Last week I wrote about my project to fill a sketchbook with lists, for a local show. Well, I have filled up my sketchbook but without a single list. Scrapped the whole idea after messing up a few pages with lists that I deemed “lame” and unworthy of hanging on a wall at the Columbia Art League.
I’ve completed the sketchbook way ahead of time, though, choosing to write about death, instead. I don’t see why I wouldn’t. Death is inevitable. Last week it came for a sweet, humble, warm-hearted artist here in our community, out of the blue and at the too young age of 64. He was a man who, because of his lovely nature, anyone who even barely knew him could call “friend.” Beloved by all, his death was unexpected and a blow.
So I’ve written about death–just my random thoughts, since I do ruminate on death quite a lot, anyway. At the same time I’ve made three happy paintings as an antidote to all the darkness. And I’m working on letting my heart fill back up, staying in the present, trying to focus on the moments when Miles is bouncy and lively, rather than when he’s struggling. I am working on accepting what is.
But the “what is” can be enormous and terrible, if I look beyond my own small life. “What is” includes suffering in many parts of the world and major disappointments here in the U.S. As to accepting all of that, I am baffled. I’m reminded of a line from the movie “Living Out Loud,” when Holly Hunter is watching the news on TV and says aloud, “What am I supposed to do with all of this information?”
What, indeed.
Today I took a walk from my house, down to the trail and back up again, while listening to a beautiful meditation. In my ear I heard, “How are you right now?” Well, right then I was looking at the beautiful early morning sunlight through the leaves, blue sky up above, and admittedly I felt lucky. Sometimes I find it hard to hold onto those moments, but again and again I will be asking myself, “How are you right now?” Right now I am fine.
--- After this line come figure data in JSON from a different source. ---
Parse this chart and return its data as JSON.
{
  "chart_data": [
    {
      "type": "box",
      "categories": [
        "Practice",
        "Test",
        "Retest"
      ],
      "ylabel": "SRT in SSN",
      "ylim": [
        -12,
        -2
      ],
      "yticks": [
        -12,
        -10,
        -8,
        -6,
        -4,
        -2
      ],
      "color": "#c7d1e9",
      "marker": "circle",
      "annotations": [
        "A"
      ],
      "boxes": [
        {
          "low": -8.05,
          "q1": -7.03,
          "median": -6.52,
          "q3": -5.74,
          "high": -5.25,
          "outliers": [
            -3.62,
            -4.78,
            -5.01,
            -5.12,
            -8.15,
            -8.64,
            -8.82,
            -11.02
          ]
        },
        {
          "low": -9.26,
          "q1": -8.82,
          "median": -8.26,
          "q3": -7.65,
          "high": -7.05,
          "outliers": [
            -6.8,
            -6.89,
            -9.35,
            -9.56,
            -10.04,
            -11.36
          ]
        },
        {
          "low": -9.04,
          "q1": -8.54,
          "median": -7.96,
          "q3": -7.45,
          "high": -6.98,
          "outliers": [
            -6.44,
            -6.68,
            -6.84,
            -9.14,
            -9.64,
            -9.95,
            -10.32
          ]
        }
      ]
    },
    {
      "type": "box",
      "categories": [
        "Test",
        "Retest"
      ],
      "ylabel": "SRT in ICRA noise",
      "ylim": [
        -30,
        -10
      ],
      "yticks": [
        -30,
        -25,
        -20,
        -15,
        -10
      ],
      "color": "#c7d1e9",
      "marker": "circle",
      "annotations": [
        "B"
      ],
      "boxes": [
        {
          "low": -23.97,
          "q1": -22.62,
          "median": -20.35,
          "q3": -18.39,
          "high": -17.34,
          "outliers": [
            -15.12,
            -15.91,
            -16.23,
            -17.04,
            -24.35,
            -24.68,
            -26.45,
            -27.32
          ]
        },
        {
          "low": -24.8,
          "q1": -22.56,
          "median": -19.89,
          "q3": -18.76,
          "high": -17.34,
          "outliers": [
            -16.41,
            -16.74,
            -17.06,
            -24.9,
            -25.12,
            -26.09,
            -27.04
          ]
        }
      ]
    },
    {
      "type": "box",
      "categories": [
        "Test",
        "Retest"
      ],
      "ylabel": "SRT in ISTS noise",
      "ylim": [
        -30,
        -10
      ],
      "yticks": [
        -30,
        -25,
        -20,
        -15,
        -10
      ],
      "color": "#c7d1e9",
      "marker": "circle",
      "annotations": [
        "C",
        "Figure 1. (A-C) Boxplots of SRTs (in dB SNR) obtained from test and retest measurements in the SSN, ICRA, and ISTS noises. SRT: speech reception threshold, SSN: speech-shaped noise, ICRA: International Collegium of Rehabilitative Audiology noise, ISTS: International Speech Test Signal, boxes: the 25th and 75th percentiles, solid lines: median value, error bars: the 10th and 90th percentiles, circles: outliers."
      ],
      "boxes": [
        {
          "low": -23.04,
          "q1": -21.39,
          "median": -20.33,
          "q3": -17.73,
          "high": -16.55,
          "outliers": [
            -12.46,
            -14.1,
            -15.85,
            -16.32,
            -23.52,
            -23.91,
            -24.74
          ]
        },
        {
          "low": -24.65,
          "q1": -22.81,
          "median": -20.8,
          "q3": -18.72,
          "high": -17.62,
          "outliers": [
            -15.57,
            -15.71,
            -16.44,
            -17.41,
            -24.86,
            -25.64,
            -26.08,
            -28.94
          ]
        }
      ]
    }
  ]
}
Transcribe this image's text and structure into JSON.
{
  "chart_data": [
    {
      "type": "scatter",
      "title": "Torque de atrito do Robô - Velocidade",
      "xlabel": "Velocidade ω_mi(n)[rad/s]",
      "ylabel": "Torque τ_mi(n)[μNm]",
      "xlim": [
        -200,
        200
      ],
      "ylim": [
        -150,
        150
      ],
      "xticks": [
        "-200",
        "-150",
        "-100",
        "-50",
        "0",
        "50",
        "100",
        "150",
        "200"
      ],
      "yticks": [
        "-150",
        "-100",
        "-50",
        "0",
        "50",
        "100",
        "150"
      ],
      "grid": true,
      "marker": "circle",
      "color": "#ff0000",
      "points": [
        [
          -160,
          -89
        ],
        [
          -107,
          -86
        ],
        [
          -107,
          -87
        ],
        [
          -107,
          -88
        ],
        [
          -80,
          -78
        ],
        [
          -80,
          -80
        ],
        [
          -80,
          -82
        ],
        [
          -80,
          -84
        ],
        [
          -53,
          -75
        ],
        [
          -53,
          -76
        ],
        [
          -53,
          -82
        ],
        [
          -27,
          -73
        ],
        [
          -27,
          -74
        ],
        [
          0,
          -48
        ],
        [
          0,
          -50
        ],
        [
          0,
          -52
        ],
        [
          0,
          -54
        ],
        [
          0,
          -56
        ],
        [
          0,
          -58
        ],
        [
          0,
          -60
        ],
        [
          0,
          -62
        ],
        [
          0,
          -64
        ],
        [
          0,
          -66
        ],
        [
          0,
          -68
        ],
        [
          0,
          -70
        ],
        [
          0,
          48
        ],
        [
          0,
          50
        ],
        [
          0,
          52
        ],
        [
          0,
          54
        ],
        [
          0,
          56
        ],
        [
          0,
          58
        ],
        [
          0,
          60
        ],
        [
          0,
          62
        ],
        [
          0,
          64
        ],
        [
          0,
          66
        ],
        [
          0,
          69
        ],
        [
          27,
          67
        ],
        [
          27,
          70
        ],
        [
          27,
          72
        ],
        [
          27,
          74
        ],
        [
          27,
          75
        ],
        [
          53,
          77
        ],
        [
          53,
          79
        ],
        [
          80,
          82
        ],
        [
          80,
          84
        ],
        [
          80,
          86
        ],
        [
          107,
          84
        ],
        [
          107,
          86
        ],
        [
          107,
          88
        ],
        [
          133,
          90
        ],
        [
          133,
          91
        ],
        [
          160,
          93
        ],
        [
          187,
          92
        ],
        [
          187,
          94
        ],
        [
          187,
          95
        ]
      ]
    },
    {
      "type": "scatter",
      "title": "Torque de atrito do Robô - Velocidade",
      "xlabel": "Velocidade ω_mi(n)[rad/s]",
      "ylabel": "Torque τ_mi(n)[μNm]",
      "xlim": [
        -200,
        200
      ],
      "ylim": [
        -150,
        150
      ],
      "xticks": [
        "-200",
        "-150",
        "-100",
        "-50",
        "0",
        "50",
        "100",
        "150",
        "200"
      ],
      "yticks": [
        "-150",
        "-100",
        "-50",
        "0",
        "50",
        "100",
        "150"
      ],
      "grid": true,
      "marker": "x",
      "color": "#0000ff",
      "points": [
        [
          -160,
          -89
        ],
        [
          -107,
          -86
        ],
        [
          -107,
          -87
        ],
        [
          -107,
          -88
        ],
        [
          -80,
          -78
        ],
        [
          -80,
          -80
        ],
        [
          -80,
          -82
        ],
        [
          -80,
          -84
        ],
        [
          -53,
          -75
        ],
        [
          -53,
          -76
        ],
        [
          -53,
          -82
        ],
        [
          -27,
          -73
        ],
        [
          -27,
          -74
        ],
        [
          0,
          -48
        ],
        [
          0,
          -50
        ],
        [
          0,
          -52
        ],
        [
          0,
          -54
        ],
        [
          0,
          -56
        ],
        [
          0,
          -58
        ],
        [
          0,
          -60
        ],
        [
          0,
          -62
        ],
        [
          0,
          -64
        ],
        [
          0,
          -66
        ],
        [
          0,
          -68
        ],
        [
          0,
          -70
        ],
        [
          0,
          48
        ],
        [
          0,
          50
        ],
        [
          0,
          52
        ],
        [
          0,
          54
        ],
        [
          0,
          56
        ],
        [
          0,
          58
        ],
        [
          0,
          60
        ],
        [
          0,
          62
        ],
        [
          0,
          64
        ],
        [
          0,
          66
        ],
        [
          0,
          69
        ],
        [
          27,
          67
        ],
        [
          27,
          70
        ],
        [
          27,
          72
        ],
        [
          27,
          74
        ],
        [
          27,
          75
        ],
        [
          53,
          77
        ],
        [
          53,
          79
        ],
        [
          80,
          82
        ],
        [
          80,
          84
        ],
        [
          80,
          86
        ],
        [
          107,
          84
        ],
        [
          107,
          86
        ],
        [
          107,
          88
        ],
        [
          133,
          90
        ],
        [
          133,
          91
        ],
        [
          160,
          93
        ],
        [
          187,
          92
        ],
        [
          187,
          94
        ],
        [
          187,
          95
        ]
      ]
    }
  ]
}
“Emotions are like waves. Watch them disappear in the distance on the vast calm ocean.” ― Ram Dass, Be Here Now
“Instead of forcing yourself to feel positive, allow yourself to be present in the now.” ― Daniel Mangena, Stepping Beyond Intention
“Think about every good thing in your life right now. Free yourself of worrying. Let go of the anxiety, breathe. Stay positive, all is well.” ― Germany Kent
If you’re looking for my cards or art, you’ll find all of that on my website. If you enjoy these letters, feel free to forward this one to anyone you think might like it. And if someone forwarded this one to you, you can sign up here to receive the letters right in your Inbox. Finally, you’ll find past letters and poems here.
Thanks for listening,
Kay
P.S. MerryThoughts is the name of my first book, out of print at the moment. The word is a British one, referring both to a wishbone and to the ritual of breaking the wishbone with the intention of either having a wish granted or being the one who marries first, thus the “merry thoughts.”